28 May, 2025
Large Language models exhibit a significant generalisation bias and is significantly less accurate than humans
A study of Uwe Peters and Benjamin Chin-Yee shows a significant generalization bias in large language models (LLMs) when summarizing scientific research and generative AI is nearly five times LESS accurate than humans

A study of Uwe Peters and Benjamin Chin-Yee shows a significant generalization bias in large language models (LLMs) when summarizing scientific research and generative AI is nearly five times LESS accurate than humans. Researchers tested 10 prominent LLMs, including ChatGPT-4o, ChatGPT-4.5, DeepSeek, LLaMA 3.370B, and Claude 3.7 Sonnet, comparing nearly 5000 AI-generated summaries to the original scientific texts. The study found that:
Overgeneralization Prevalence: Many LLMs tended to overgeneralize the conclusions of scientific research, even when explicitly prompted for accuracy. This occurred in 26–73% of cases for models like DeepSeek, ChatGPT-4o, and LLaMA 3.3 70B.
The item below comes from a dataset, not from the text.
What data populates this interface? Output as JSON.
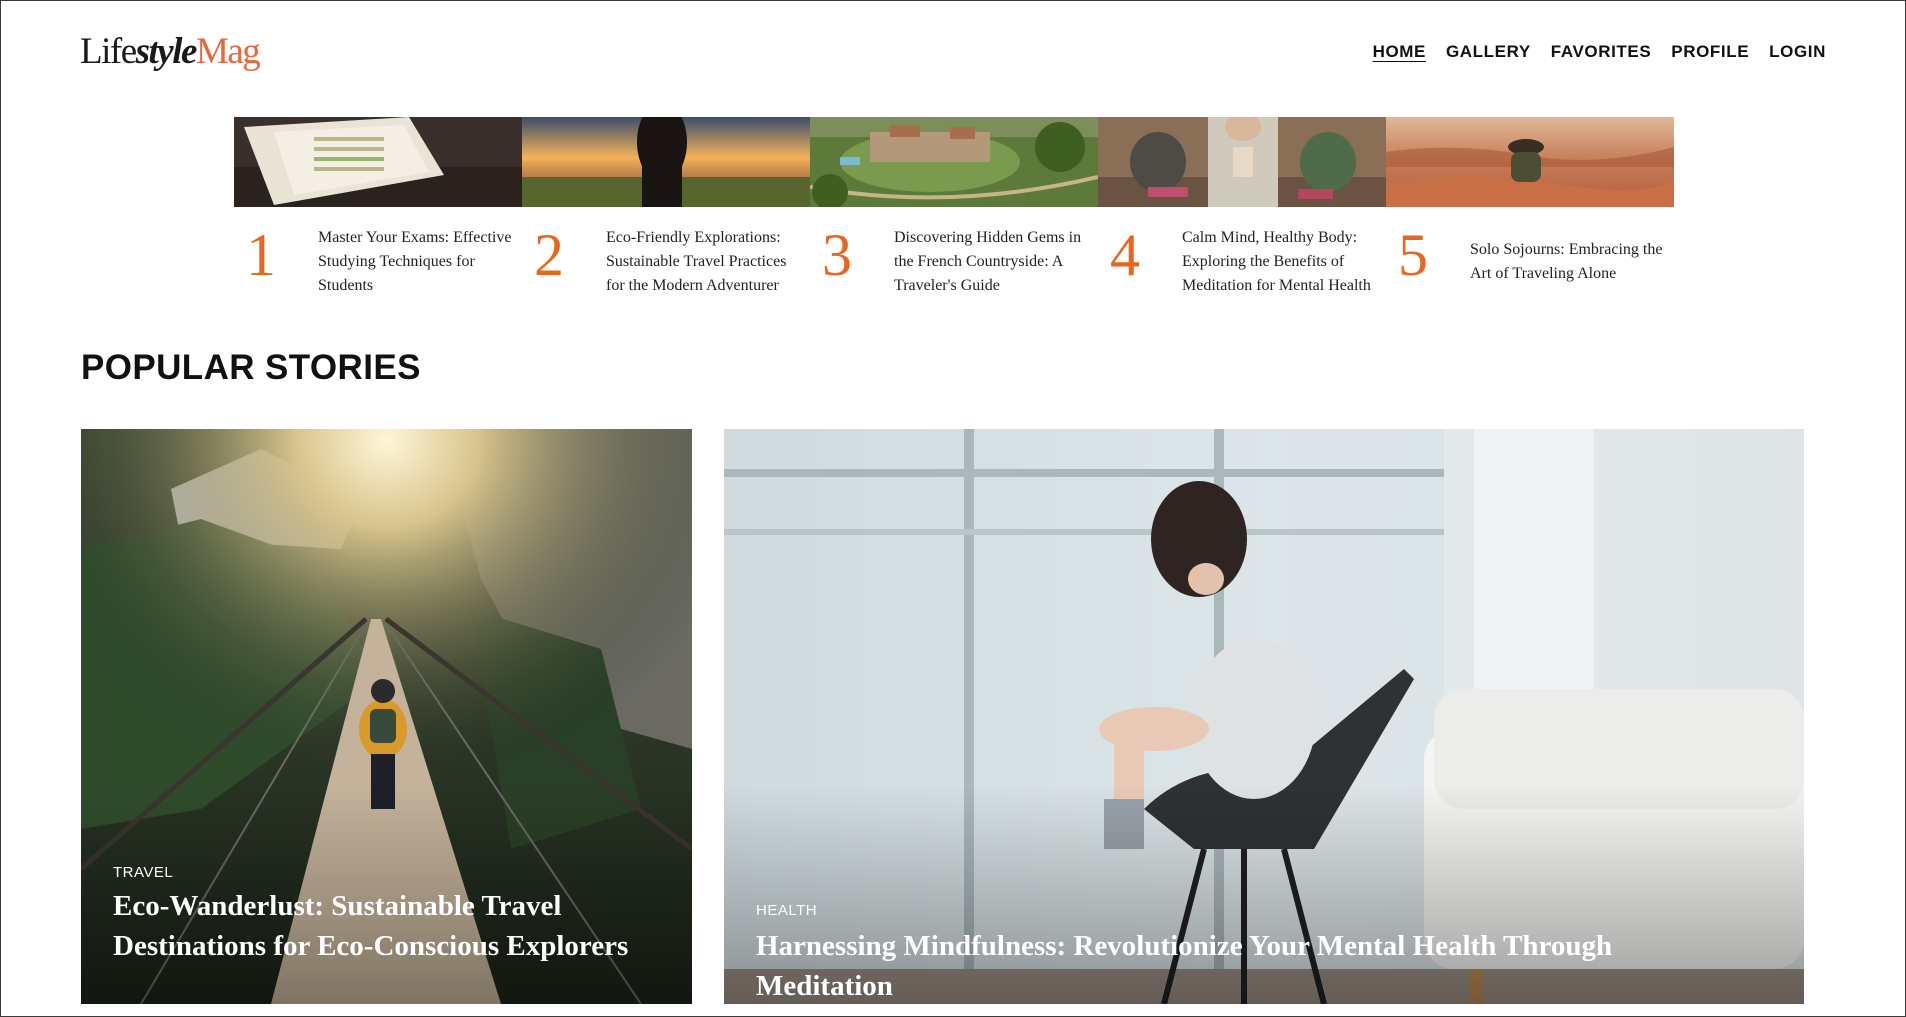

Comparison with Human Summaries: LLM-generated summaries were nearly five times more likely to overgeneralize compared to human-written summaries (odds ratio = 4.85, 95% CI [3.06, 7.70], p < 0.001).
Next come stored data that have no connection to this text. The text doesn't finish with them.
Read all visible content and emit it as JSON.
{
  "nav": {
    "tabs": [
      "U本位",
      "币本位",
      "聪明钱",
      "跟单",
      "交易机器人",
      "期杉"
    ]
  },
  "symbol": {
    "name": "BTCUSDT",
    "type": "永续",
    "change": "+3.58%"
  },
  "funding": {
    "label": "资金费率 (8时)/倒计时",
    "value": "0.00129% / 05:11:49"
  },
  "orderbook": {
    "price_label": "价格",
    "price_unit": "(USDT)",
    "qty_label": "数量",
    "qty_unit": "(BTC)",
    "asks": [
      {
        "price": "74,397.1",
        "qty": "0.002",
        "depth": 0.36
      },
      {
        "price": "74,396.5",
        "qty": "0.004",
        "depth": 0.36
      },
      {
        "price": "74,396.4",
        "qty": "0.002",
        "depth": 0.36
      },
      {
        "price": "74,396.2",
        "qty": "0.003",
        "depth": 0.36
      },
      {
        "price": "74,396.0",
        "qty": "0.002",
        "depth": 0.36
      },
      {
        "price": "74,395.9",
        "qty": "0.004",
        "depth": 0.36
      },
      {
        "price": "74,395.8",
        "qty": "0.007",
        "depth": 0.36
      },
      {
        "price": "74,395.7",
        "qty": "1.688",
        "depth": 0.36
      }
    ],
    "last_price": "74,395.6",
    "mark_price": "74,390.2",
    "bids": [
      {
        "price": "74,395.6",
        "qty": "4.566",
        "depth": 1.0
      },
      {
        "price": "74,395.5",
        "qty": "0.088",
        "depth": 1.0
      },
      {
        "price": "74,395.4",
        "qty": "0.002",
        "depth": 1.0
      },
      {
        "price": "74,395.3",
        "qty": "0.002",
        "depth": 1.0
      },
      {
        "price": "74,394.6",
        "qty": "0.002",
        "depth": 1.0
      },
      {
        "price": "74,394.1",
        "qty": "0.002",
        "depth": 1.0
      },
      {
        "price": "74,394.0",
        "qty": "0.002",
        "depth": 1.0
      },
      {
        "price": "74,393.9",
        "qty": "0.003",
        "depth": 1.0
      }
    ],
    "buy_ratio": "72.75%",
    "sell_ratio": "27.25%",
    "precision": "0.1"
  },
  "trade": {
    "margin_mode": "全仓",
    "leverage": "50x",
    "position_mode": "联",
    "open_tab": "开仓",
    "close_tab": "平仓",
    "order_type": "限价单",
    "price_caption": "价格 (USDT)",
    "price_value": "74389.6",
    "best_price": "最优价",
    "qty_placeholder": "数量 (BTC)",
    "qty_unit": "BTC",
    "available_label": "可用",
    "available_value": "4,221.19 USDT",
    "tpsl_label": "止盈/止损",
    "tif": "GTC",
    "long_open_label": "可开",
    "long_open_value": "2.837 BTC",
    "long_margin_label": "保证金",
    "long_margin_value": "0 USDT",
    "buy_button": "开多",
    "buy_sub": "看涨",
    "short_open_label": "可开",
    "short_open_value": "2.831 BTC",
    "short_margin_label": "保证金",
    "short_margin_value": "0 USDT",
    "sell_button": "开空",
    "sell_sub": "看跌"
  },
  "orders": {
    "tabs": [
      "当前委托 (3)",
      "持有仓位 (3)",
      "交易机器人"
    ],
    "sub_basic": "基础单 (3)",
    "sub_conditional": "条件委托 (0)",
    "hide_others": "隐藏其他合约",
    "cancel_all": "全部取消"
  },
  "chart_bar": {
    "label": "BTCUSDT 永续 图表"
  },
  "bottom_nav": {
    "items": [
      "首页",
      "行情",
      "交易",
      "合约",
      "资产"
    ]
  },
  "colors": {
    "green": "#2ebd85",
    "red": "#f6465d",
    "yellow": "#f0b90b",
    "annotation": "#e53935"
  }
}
Declining Performance in Newer Models: Surprisingly, newer versions of LLMs performed worse in generalization accuracy than earlier models.
Implications and Risks: This bias poses a risk of large-scale misinterpretation of scientific findings, potentially undermining public science literacy and scientific communication.
Mitigation Strategies: The authors suggest potential solutions, such as lowering LLM temperature settings and benchmarking LLMs for generalization accuracy, to address these issues.
The study underscores the need for stronger safeguards in AI-driven science summarization to prevent widespread misunderstandings of research findings.